A class leader board shows the points each group of students has earned from accomplishing different tasks that relate to the production of their start-up companies. Creating customer surveys, launching social media sites and selling their product or service generates points for each team.

“To get around having to form real legal businesses, all profits they make go to a charity of their choice,” Jones said. “They get points if nonprofits endorse.”


On a weekly basis each group presents their progression or regression in front of the class as a way to gain feedback from the professor and their peers, a process Jones believes is crucial to learning.

“It’s less lecture-based, and more of a hands-on class,” said UMD junior Grayson O’Driscoll, co-founder of North Shore Clothing Co., an online business created in the class along with Katie Swanson, Riley Mudek, Kara Burley and Dana Radermacher.

North Shore Clothing Co. was created by the five undergraduate business students who saw an opportunity to “revamp” northern Minnesota-inspired apparel with an eco-friendly mentality. Each student has different roles according to their strengths. O’Driscoll, for example, specializes in graphic design and brand identity. Others in the group handle customer support, financial planning, social media marketing and other tasks.

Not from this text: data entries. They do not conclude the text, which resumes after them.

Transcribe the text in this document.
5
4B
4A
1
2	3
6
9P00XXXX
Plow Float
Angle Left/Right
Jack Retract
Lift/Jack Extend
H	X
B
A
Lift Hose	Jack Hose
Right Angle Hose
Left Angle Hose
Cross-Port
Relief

Since the launch of the business in October, the North Shore Clothing has made more than $600 in profits; the students chose to donate their earnings to Sugarloaf: The North Shore Stewardship Association, a group that works to preserve and restore the natural environment along Minnesota’s North Shore.

Duluth Screen Printing Co. makes the group’s shirts.

“Their focus is being environmentally friendly at a reasonable price,” Burley said - which fits with the North Shore Clothing’s mission of promoting environmental sustainability.

The team decided to play it safe by selling only long- or short-sleeved T-shirts to begin with, Burley said. But after conducting a recent survey, the group may start selling hats and sweatshirts to accommodate Duluth’s winter weather.

Other businesses started by student groups this semester include another T-shirt company; a service matching UMD students who drive with homeowners who have space for parking cars; a dock-removal business; and a group trying to bring an indoor sports dome to the Northland.


“After the class is over the students can choose to do whatever they want with their business; it’s theirs,” Jones said.